Ein „flatterndes“ Herz kann sich für Betroffenen ganz unterschiedlich anfühlen. Häufig wird beschrieben, dass ein Gefühl besteht, als würde das Herz „falsch“ schlagen, zum Teil begleitet von Problemen beim Atmen, Schwindel oder Schweißausbrüchen. In anderen Fällen wird von einer Art Herzschmerz oder auch Vibrieren in der Herzgegend berichtet, welches sich anfühlt, als habe man sich gerade sehr stark erschreckt. Auch kann es vorkommen, dass Betroffene ein Gefühl empfinden, als würde etwas in der Luftröhre bzw. unterhalb des Kehlkopfes flattern. Wie lange das Herzflattern dabei anhält, ist ebenfalls individuell, in vielen Fällen hält es pro Schub nur einige Sekunden an, tritt jedoch über den Tag verteilt immer wieder auf. Manchmal gesellen sich Thoraxschmerzen und/oder Beklemmungen hinzu. Dies könnten Hinweise auf einen Herzinfarkt sein.

Ursachen von Herzflattern

Wenn das Herz bei Stress, Angst, Panik oder vor dem Treffen mit der neuen Freundin flattert, ist dies eine völlig normale Reaktion des Körpers, denn das Gefühl von Aufregung und Verliebtheit stellt biochemisch eine Stresssituation für den Körper dar. Im Zuge dessen wird der Körper in beiden Fällen in „Alarmbereitschaft“ versetzt, was zu einer schnellen Ausschüttung des Hormons Adrenalin durch den so genannten „Sympathikus“, einem Teil des vegetativen Nervensystems, führt. Durch das Adrenalin, welches Glucose und freie Fettsäuren aus den Energiespeichern der Leber, der Muskulatur und des Fettgewebes freisetzt, steigt der Blutdruck sowie Herz- und Atemfrequenz an.
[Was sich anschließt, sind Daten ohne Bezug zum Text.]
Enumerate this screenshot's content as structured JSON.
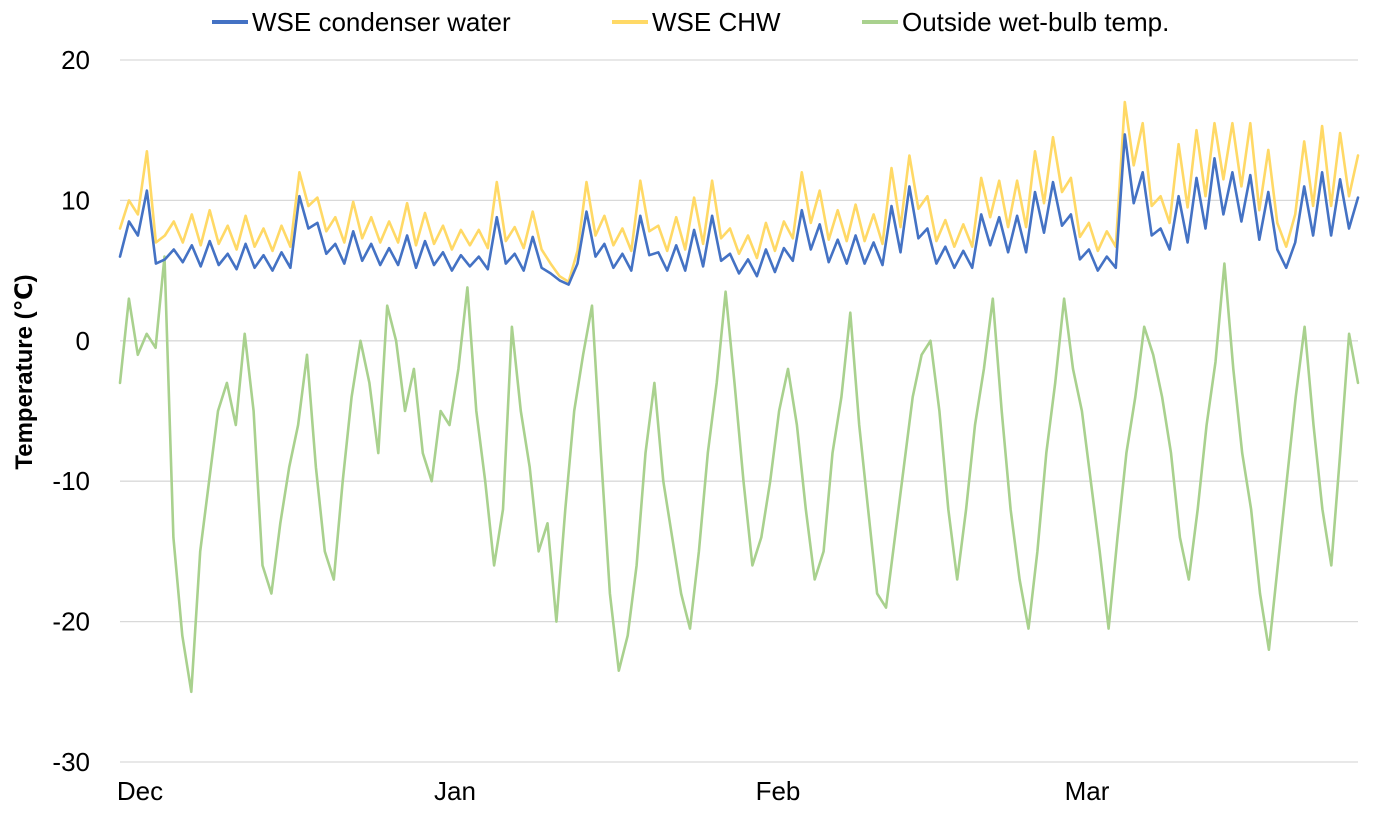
{
  "chart_data": {
    "type": "line",
    "title": "",
    "xlabel": "",
    "ylabel": "Temperature (℃)",
    "ylim": [
      -30,
      20
    ],
    "yticks": [
      "20",
      "10",
      "0",
      "-10",
      "-20",
      "-30"
    ],
    "x_ticks": [
      "Dec",
      "Jan",
      "Feb",
      "Mar"
    ],
    "grid": true,
    "legend_position": "top",
    "series": [
      {
        "name": "WSE condenser water",
        "color": "#4472C4",
        "values": [
          6.0,
          8.5,
          7.5,
          10.7,
          5.5,
          5.8,
          6.5,
          5.6,
          6.8,
          5.3,
          7.1,
          5.4,
          6.2,
          5.1,
          6.9,
          5.2,
          6.1,
          5.0,
          6.3,
          5.2,
          10.3,
          8.0,
          8.4,
          6.2,
          6.9,
          5.5,
          7.8,
          5.7,
          6.9,
          5.4,
          6.6,
          5.4,
          7.5,
          5.2,
          7.1,
          5.4,
          6.3,
          5.0,
          6.1,
          5.3,
          6.0,
          5.1,
          8.8,
          5.5,
          6.2,
          5.0,
          7.4,
          5.2,
          4.8,
          4.3,
          4.0,
          5.5,
          9.2,
          6.0,
          6.9,
          5.2,
          6.2,
          5.0,
          8.9,
          6.1,
          6.3,
          5.0,
          6.8,
          5.0,
          7.9,
          5.3,
          8.9,
          5.7,
          6.2,
          4.8,
          5.8,
          4.6,
          6.5,
          4.9,
          6.6,
          5.7,
          9.3,
          6.5,
          8.3,
          5.6,
          7.2,
          5.5,
          7.5,
          5.5,
          7.0,
          5.4,
          9.6,
          6.3,
          11.0,
          7.3,
          8.0,
          5.5,
          6.7,
          5.2,
          6.4,
          5.2,
          9.0,
          6.8,
          8.8,
          6.3,
          8.9,
          6.3,
          10.6,
          7.7,
          11.3,
          8.2,
          9.0,
          5.8,
          6.5,
          5.0,
          6.0,
          5.2,
          14.7,
          9.8,
          12.0,
          7.5,
          8.0,
          6.5,
          10.3,
          7.0,
          11.6,
          8.0,
          13.0,
          9.0,
          12.0,
          8.5,
          11.8,
          7.2,
          10.6,
          6.5,
          5.2,
          7.0,
          11.0,
          7.5,
          12.0,
          7.5,
          11.5,
          8.0,
          10.2
        ]
      },
      {
        "name": "WSE CHW",
        "color": "#FFD966",
        "values": [
          8.0,
          10.0,
          9.0,
          13.5,
          7.0,
          7.5,
          8.5,
          7.0,
          9.0,
          6.8,
          9.3,
          6.9,
          8.2,
          6.5,
          8.9,
          6.7,
          8.0,
          6.4,
          8.2,
          6.7,
          12.0,
          9.6,
          10.2,
          7.8,
          8.8,
          7.0,
          9.9,
          7.3,
          8.8,
          7.0,
          8.5,
          7.0,
          9.8,
          6.8,
          9.1,
          6.9,
          8.2,
          6.5,
          7.9,
          6.8,
          7.9,
          6.6,
          11.3,
          7.1,
          8.1,
          6.6,
          9.2,
          6.5,
          5.5,
          4.6,
          4.2,
          6.4,
          11.3,
          7.5,
          8.9,
          6.8,
          8.0,
          6.4,
          11.4,
          7.8,
          8.2,
          6.4,
          8.8,
          6.5,
          10.2,
          6.9,
          11.4,
          7.3,
          8.0,
          6.2,
          7.5,
          5.9,
          8.4,
          6.4,
          8.5,
          7.3,
          12.0,
          8.4,
          10.7,
          7.2,
          9.3,
          7.1,
          9.7,
          7.1,
          9.0,
          6.9,
          12.3,
          8.1,
          13.2,
          9.4,
          10.3,
          7.1,
          8.6,
          6.7,
          8.3,
          6.7,
          11.6,
          8.8,
          11.4,
          8.1,
          11.4,
          8.1,
          13.5,
          9.8,
          14.5,
          10.6,
          11.6,
          7.4,
          8.4,
          6.4,
          7.8,
          6.7,
          17.0,
          12.5,
          15.5,
          9.6,
          10.3,
          8.4,
          14.0,
          9.5,
          15.0,
          10.3,
          15.5,
          11.5,
          15.5,
          11.0,
          15.5,
          9.3,
          13.6,
          8.4,
          6.7,
          9.0,
          14.2,
          9.6,
          15.3,
          9.6,
          14.8,
          10.3,
          13.2
        ]
      },
      {
        "name": "Outside wet-bulb temp.",
        "color": "#A9D18E",
        "values": [
          -3.0,
          3.0,
          -1.0,
          0.5,
          -0.5,
          6.0,
          -14.0,
          -21.0,
          -25.0,
          -15.0,
          -10.0,
          -5.0,
          -3.0,
          -6.0,
          0.5,
          -5.0,
          -16.0,
          -18.0,
          -13.0,
          -9.0,
          -6.0,
          -1.0,
          -9.0,
          -15.0,
          -17.0,
          -10.0,
          -4.0,
          0.0,
          -3.0,
          -8.0,
          2.5,
          0.0,
          -5.0,
          -2.0,
          -8.0,
          -10.0,
          -5.0,
          -6.0,
          -2.0,
          3.8,
          -5.0,
          -10.0,
          -16.0,
          -12.0,
          1.0,
          -5.0,
          -9.0,
          -15.0,
          -13.0,
          -20.0,
          -12.0,
          -5.0,
          -1.0,
          2.5,
          -8.0,
          -18.0,
          -23.5,
          -21.0,
          -16.0,
          -8.0,
          -3.0,
          -10.0,
          -14.0,
          -18.0,
          -20.5,
          -15.0,
          -8.0,
          -3.0,
          3.5,
          -3.0,
          -10.0,
          -16.0,
          -14.0,
          -10.0,
          -5.0,
          -2.0,
          -6.0,
          -12.0,
          -17.0,
          -15.0,
          -8.0,
          -4.0,
          2.0,
          -6.0,
          -12.0,
          -18.0,
          -19.0,
          -14.0,
          -9.0,
          -4.0,
          -1.0,
          0.0,
          -5.0,
          -12.0,
          -17.0,
          -12.0,
          -6.0,
          -2.0,
          3.0,
          -5.0,
          -12.0,
          -17.0,
          -20.5,
          -15.0,
          -8.0,
          -3.0,
          3.0,
          -2.0,
          -5.0,
          -10.0,
          -15.0,
          -20.5,
          -14.0,
          -8.0,
          -4.0,
          1.0,
          -1.0,
          -4.0,
          -8.0,
          -14.0,
          -17.0,
          -12.0,
          -6.0,
          -1.5,
          5.5,
          -2.0,
          -8.0,
          -12.0,
          -18.0,
          -22.0,
          -16.0,
          -10.0,
          -4.0,
          1.0,
          -6.0,
          -12.0,
          -16.0,
          -8.0,
          0.5,
          -3.0
        ]
      }
    ]
  }
}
Darüber hinaus kommt es zu weiteren Symptomen wie vermehrtem Schwitzen oder höherer Muskelanspannung. Damit diese natürliche und harmlose Form des Herzflatterns nicht schädlich für den Organismus wird, sollten Betroffene eine Möglichkeit finden zu entspannen. Dann wird der „Ruhe- bzw. Entspannungsnerv“ Parasympathikus aktiviert, der gewissermaßen als „Gegenspieler“ des Sympathikus fungiert, indem dieser dafür sorgt, dass die Energiebereitstellung heruntergefahren wird, wodurch ein Gefühl der Entspannung eintritt und das Herzflattern abklingt.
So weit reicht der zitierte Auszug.